Les défenseurs de « l’économie réelle » distinguent le bon et le mauvais capital : l’industrie et l’emploi français, contre la finance débridée, la spéculation. Ils « ignorent » qu’une telle distinction n’a plus aucun sens dans les groupes capitalistes dont la survie est étroitement reliée à la circulation accélérée des capitaux. Prenons l’exemple des dernières manœuvres à PSA. 3 milliards € sont rentrés dans le capital, principalement par le groupe chinois Dongfeng. Sa filiale financière PSA Finance est adossée à la banque espagnole Santander. La banque de PSA est bien sûr indispensable pour soutenir les ventes de voitures, par l’intermédiaire du crédit. Pour PSA, comme pour ses concurrents, la production elle-même est un acte de spéculation sur l’avenir : il faut que les voitures produites trouvent preneurs, en quantité, dans les conditions qui rentabilisent les investissements. Les alliances entre groupes se multiplient donc : alliance de PSA avec avec General Motors, qui détient lui-même Opel, maintenant avec les capitalistes chinois…
Ces monopoles s’entendent et se concurrencent au niveau mondial. Les capitaux, eux, se déplacent et la production s’organise au-delà des frontières nationales. A ce jeu, nous n’avons aucun intérêt à défendre le capital français contre le capital étranger, en espérant récolter les miettes du festin. Des mesures de protection commerciale garantiraient sans doute l’emploi dans certaines entreprises. Mais à l’inverse, la guerre commerciale ainsi ouverte en ferait fuir d’autres. Elle réduirait également les ventes à l’étranger, décuplant le chômage, et augmenterait le prix des biens importés.
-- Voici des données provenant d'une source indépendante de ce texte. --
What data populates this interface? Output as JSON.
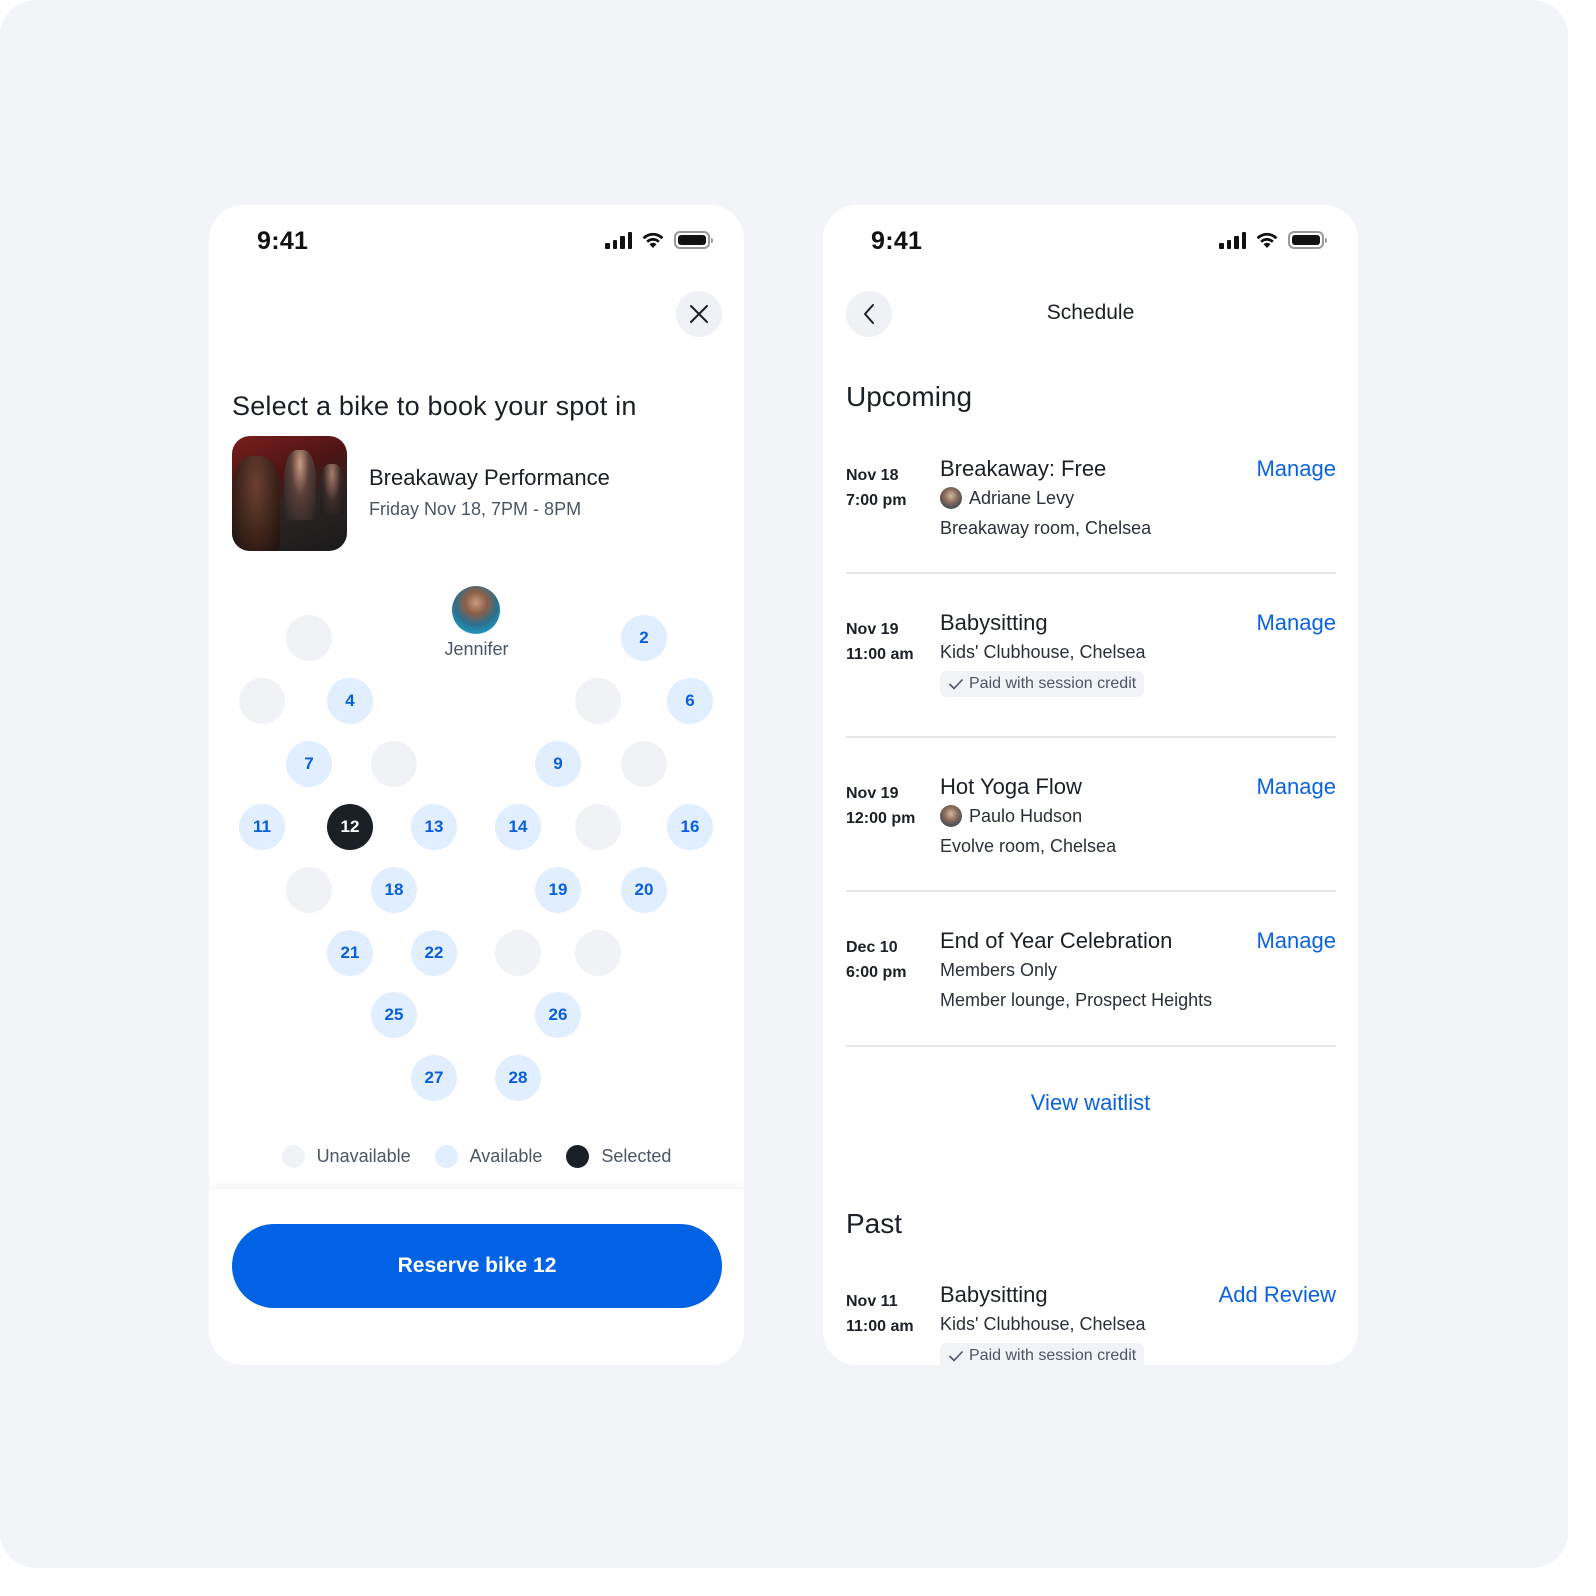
{
  "colors": {
    "accent": "#0162e6",
    "link": "#0a63de",
    "available_fill": "#e1eefe",
    "unavailable_fill": "#f1f2f6",
    "selected_fill": "#1b1f26",
    "background": "#f2f4f8"
  },
  "left_screen": {
    "status_time": "9:41",
    "close_icon": "close-icon",
    "headline": "Select a bike to book your spot in",
    "class": {
      "title": "Breakaway Performance",
      "time": "Friday Nov 18, 7PM - 8PM"
    },
    "instructor": {
      "name": "Jennifer"
    },
    "seats": [
      {
        "label": "",
        "status": "unavailable",
        "row": 1,
        "col": 2
      },
      {
        "label": "2",
        "status": "available",
        "row": 1,
        "col": 10
      },
      {
        "label": "",
        "status": "unavailable",
        "row": 2,
        "col": 1
      },
      {
        "label": "4",
        "status": "available",
        "row": 2,
        "col": 3
      },
      {
        "label": "",
        "status": "unavailable",
        "row": 2,
        "col": 9
      },
      {
        "label": "6",
        "status": "available",
        "row": 2,
        "col": 11
      },
      {
        "label": "7",
        "status": "available",
        "row": 3,
        "col": 2
      },
      {
        "label": "",
        "status": "unavailable",
        "row": 3,
        "col": 4
      },
      {
        "label": "9",
        "status": "available",
        "row": 3,
        "col": 8
      },
      {
        "label": "",
        "status": "unavailable",
        "row": 3,
        "col": 10
      },
      {
        "label": "11",
        "status": "available",
        "row": 4,
        "col": 1
      },
      {
        "label": "12",
        "status": "selected",
        "row": 4,
        "col": 3
      },
      {
        "label": "13",
        "status": "available",
        "row": 4,
        "col": 5
      },
      {
        "label": "14",
        "status": "available",
        "row": 4,
        "col": 7
      },
      {
        "label": "",
        "status": "unavailable",
        "row": 4,
        "col": 9
      },
      {
        "label": "16",
        "status": "available",
        "row": 4,
        "col": 11
      },
      {
        "label": "",
        "status": "unavailable",
        "row": 5,
        "col": 2
      },
      {
        "label": "18",
        "status": "available",
        "row": 5,
        "col": 4
      },
      {
        "label": "19",
        "status": "available",
        "row": 5,
        "col": 8
      },
      {
        "label": "20",
        "status": "available",
        "row": 5,
        "col": 10
      },
      {
        "label": "21",
        "status": "available",
        "row": 6,
        "col": 3
      },
      {
        "label": "22",
        "status": "available",
        "row": 6,
        "col": 5
      },
      {
        "label": "",
        "status": "unavailable",
        "row": 6,
        "col": 7
      },
      {
        "label": "",
        "status": "unavailable",
        "row": 6,
        "col": 9
      },
      {
        "label": "25",
        "status": "available",
        "row": 7,
        "col": 4
      },
      {
        "label": "26",
        "status": "available",
        "row": 7,
        "col": 8
      },
      {
        "label": "27",
        "status": "available",
        "row": 8,
        "col": 5
      },
      {
        "label": "28",
        "status": "available",
        "row": 8,
        "col": 7
      }
    ],
    "legend": {
      "unavailable": "Unavailable",
      "available": "Available",
      "selected": "Selected"
    },
    "reserve_button": "Reserve bike 12"
  },
  "right_screen": {
    "status_time": "9:41",
    "back_icon": "chevron-left-icon",
    "title": "Schedule",
    "upcoming_title": "Upcoming",
    "upcoming": [
      {
        "date": "Nov 18",
        "time": "7:00 pm",
        "title": "Breakaway: Free",
        "instructor": "Adriane Levy",
        "location": "Breakaway room, Chelsea",
        "action": "Manage"
      },
      {
        "date": "Nov 19",
        "time": "11:00 am",
        "title": "Babysitting",
        "location": "Kids' Clubhouse, Chelsea",
        "badge": "Paid with session credit",
        "action": "Manage"
      },
      {
        "date": "Nov 19",
        "time": "12:00 pm",
        "title": "Hot Yoga Flow",
        "instructor": "Paulo Hudson",
        "location": "Evolve room, Chelsea",
        "action": "Manage"
      },
      {
        "date": "Dec 10",
        "time": "6:00 pm",
        "title": "End of Year Celebration",
        "subtitle": "Members Only",
        "location": "Member lounge, Prospect Heights",
        "action": "Manage"
      }
    ],
    "waitlist_link": "View waitlist",
    "past_title": "Past",
    "past": [
      {
        "date": "Nov 11",
        "time": "11:00 am",
        "title": "Babysitting",
        "location": "Kids' Clubhouse, Chelsea",
        "badge": "Paid with session credit",
        "action": "Add Review"
      }
    ]
  }
}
La solution n’est pas + d’Etat, mais + d’organisation de notre classe !

Le protectionnisme excite la défense de la nation et de l’Etat bourgeois. Ces mesures, de même que la sortie de l’euro, laisseraient intacte la racine de la crise capitaliste : les conditions dans lesquelles notre travail vivant, le travail prolétaire, est approprié et transformé en profit par la classe bourgeoise. A l’heure actuelle, ces conditions se sont tellement dégradées que les réformes promises par l’État, pour « redresser l’économie », ne comportent plus aucune amélioration pour nous. Le projet du « plus d’État, plus de Nation » nous détourne de l’essentiel. Car nous sommes au cœur de l’exploitation, nous la connaissons pour la subir tous les jours avec son cortège de galères, et nous en avons gros sur le cœur ! Pour défendre nos conditions de vie, d’emploi, inutile de céder notre grande force collective : notre nombre, porté par notre organisation, et la volonté d’en finir avec la capitalisme pourrissant.
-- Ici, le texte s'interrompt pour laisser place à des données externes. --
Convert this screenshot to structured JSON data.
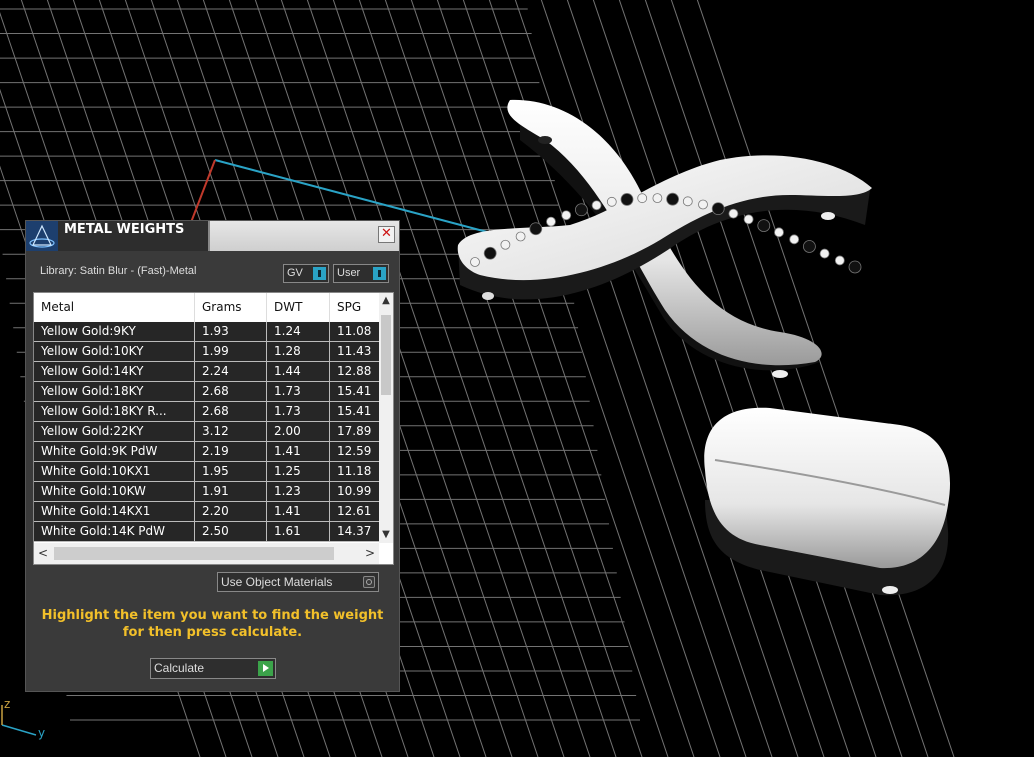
{
  "window": {
    "title": "METAL WEIGHTS",
    "close_glyph": "✕"
  },
  "library": {
    "label": "Library: Satin Blur - (Fast)-Metal"
  },
  "toggles": {
    "gv_label": "GV",
    "user_label": "User"
  },
  "table": {
    "headers": [
      "Metal",
      "Grams",
      "DWT",
      "SPG"
    ],
    "rows": [
      [
        "Yellow Gold:9KY",
        "1.93",
        "1.24",
        "11.08"
      ],
      [
        "Yellow Gold:10KY",
        "1.99",
        "1.28",
        "11.43"
      ],
      [
        "Yellow Gold:14KY",
        "2.24",
        "1.44",
        "12.88"
      ],
      [
        "Yellow Gold:18KY",
        "2.68",
        "1.73",
        "15.41"
      ],
      [
        "Yellow Gold:18KY R...",
        "2.68",
        "1.73",
        "15.41"
      ],
      [
        "Yellow Gold:22KY",
        "3.12",
        "2.00",
        "17.89"
      ],
      [
        "White Gold:9K PdW",
        "2.19",
        "1.41",
        "12.59"
      ],
      [
        "White Gold:10KX1",
        "1.95",
        "1.25",
        "11.18"
      ],
      [
        "White Gold:10KW",
        "1.91",
        "1.23",
        "10.99"
      ],
      [
        "White Gold:14KX1",
        "2.20",
        "1.41",
        "12.61"
      ],
      [
        "White Gold:14K PdW",
        "2.50",
        "1.61",
        "14.37"
      ]
    ]
  },
  "options": {
    "use_object_materials": "Use Object Materials"
  },
  "hint": {
    "line1": "Highlight the item you want to find the weight",
    "line2": "for then press calculate."
  },
  "buttons": {
    "calculate": "Calculate"
  },
  "axes": {
    "z": "z",
    "y": "y"
  },
  "colors": {
    "accent": "#2aa3c6",
    "hint": "#f2c02a",
    "go": "#3ba34a"
  }
}
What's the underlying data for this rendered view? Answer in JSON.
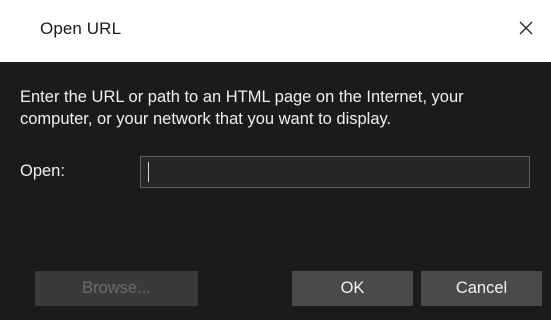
{
  "window": {
    "title": "Open URL",
    "close_icon": "close-icon"
  },
  "content": {
    "description": "Enter the URL or path to an HTML page on the Internet, your computer, or your network that you want to display.",
    "open_label": "Open:",
    "open_value": ""
  },
  "buttons": {
    "browse_label": "Browse...",
    "ok_label": "OK",
    "cancel_label": "Cancel"
  },
  "colors": {
    "panel_bg": "#1b1b1b",
    "button_bg": "#4a4a4a",
    "disabled_text": "#6d6d6d"
  }
}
Nul doute que le Front de Gauche va claironner de plus belle, après la nomination de Valls, avec « l’espoir » d’un gouvernement « vraiment de gauche ». Pour nous orienter dans nos résistances quotidiennes et passer à la contre-attaque, notre rage et notre courage seuls ne suffisent pas. Il faut encore connaître notre ennemi et nous démarquer de ses serviteurs. « La vraie parole de la lutte » n’est ni dans l’Etat, quartier-général de nos ennemis, ni dans la nation, qui nous isole de la classe ouvrière mondiale. C’est la lutte pour le pouvoir ouvrier, en marche vers la société communiste.

Car le communisme n’est pas seulement notre idéal de libération. C’est D’ABORD « le mouvement réel qui abolit l’état actuel », et pousse vers la porte de sortie les capitalistes et les divisions nationales.